Tuesday : 2014-04-01

  • 12:30 CZW: restarted stdscience
  • 14:00 CZW: resumed replication processing with test.40 macro. This should be the optimum value of number of simultaneous replications/md5sum disk wait on ippb03.

Wednesday : 2014-04-02

  • 13:25 Bill: restarted postage stamp pantasks adding a task that queues requests older than 14 days to be cleaned.

Thursday : 2014-04-03

  • 12:13 Bill: restarted postage stamp pantasks with an optimization that should speed up request parsing somewhat.
  • 21:05 MEH: stdsci way way way past regular restart, polls barely loaded.. restarting so nightly doesn't get backed up...

Friday : 2014-04-04

Bill is czar today

  • 10:28 The postage stamp jobs are taking too long to process. Ran the macro hosts.detrend to add storage nodes to the list of pstamp hosts.
  • 14:07 restarted stdscience, pstamp, summitcopy, distribution and registration pantasks.
  • 14:15 started up pantasks ~ippsky/sas-pantasks using 2 x hosts.detrend. Set 2 sets of s0, s1, s2, and s3 to off in stdscience
  • 20:07 pstamp processing is overloading ippc30 (8 x finish running together). Turned dependency checking off for now and cleanup off for now. Removed the storage nodes as well.
  • 20:40 ippc30 stabilized. Reduced the # of cleanup jobs from 5 to 2 and dependency poll value down to 32.
  • 22:23 well, the sas-pantasks died about an hour ago. The pantasks.stderr and pcontrol log files each claim that the other died. Will go ahead and leave it off for the night.

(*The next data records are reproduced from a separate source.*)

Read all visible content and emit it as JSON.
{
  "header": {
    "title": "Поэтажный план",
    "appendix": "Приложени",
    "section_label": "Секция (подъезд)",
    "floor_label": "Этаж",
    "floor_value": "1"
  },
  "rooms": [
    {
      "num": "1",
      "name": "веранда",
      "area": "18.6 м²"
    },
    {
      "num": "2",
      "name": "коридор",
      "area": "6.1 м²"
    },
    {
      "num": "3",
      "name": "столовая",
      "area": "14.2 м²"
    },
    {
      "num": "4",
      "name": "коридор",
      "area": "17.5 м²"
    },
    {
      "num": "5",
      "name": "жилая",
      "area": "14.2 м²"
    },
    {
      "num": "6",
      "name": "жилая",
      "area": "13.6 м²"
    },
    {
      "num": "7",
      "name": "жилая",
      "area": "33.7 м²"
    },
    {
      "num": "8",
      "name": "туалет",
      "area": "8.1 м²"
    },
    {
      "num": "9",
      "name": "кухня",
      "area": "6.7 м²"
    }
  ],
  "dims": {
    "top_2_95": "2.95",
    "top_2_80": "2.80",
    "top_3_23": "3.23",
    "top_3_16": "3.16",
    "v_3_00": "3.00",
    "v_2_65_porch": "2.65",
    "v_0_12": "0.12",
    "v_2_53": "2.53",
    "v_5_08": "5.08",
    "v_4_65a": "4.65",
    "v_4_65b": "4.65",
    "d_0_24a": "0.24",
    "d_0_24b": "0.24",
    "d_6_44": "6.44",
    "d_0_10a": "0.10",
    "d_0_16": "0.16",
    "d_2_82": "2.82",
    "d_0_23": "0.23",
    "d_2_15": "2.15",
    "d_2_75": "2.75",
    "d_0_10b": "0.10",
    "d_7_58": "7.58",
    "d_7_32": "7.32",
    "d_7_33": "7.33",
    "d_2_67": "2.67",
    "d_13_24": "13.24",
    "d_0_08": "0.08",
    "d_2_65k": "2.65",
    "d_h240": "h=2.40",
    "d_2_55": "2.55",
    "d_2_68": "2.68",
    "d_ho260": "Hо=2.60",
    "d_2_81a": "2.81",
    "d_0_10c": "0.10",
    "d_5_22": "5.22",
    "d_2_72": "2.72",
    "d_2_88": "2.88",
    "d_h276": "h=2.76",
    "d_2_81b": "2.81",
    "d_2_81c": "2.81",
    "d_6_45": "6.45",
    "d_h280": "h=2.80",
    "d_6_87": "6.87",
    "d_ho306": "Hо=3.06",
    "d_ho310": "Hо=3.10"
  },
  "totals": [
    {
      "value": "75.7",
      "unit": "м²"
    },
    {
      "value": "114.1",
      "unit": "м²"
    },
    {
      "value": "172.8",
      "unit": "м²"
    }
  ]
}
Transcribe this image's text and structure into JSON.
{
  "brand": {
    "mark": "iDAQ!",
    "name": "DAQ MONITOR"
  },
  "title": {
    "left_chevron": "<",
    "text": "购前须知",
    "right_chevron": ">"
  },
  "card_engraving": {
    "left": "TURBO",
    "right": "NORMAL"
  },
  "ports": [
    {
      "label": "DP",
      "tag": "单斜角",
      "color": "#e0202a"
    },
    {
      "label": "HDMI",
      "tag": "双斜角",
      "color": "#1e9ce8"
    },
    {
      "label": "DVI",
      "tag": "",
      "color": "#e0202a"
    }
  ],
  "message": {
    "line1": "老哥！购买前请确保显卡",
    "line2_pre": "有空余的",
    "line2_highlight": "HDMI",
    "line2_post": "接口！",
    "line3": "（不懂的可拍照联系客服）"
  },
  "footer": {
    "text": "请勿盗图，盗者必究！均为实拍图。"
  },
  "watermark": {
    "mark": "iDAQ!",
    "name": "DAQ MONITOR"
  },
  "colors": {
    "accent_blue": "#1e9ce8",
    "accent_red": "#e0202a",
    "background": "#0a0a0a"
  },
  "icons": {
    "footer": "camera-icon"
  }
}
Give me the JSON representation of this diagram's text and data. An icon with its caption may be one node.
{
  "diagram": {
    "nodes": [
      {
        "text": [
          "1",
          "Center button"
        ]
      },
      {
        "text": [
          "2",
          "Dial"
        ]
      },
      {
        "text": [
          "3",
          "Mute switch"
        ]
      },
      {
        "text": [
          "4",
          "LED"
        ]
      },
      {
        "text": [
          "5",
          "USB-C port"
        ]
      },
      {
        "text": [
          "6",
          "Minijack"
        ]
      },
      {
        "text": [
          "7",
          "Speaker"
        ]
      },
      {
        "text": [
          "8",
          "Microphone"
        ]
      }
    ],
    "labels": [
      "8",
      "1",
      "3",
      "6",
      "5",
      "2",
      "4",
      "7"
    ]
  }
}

Putting nodes s0, s1, s2, and s3 nodes back to on in stdscience.

Saturday : 2014-04-05

  • 04:30 Bill: nightly processing is proceeding smoothly. The warp rate is 40 per hour while than chip and camera are around 130 per hour. So we now have a 200 exposure backlog at warp stage. Removing LAP label from stdscience so that once the chips finish the processing power will go to the nightly warps.
  • 06:25 since LAP is off there are no stacks so I added 2 x c2 to stdscience
  • 06:35 summit copy is done. registration complete for science exposures.
  • 08:33 restarted stdscience pantasks with default host configuration. This starts up LAP again.
  • NOTED: When MOPS submits it's postage stamp jobs the number of faults increases greatly. Serge's special processes are running on ipp032 as well. Until the stamp jobs started processing proceeded very smoothly last night. Another thing that happened is that a number of the stsci nodes have run out of free space, which may cause stresses on some of the other nodes.
  • 08:55 set one set of storage nodes to off in stdscience and to on in pstamp
  • 14:01 pstamp overloading ippc30 again. Too many request finish jobs running dsreg doing md5sums. Set to stop to let things stabilize
  • 14:30 restarted pstamp. Set to only run 2 request finish jobs at a time.
  • started sas-pantasks

Sunday : 2014-04-06

  • 10:20 Bill sas-pantasks is done MPE's postage stamp requests requiring pv1 updates are done. Restarting stdscience and pstamp pantasks with their normal host configurations.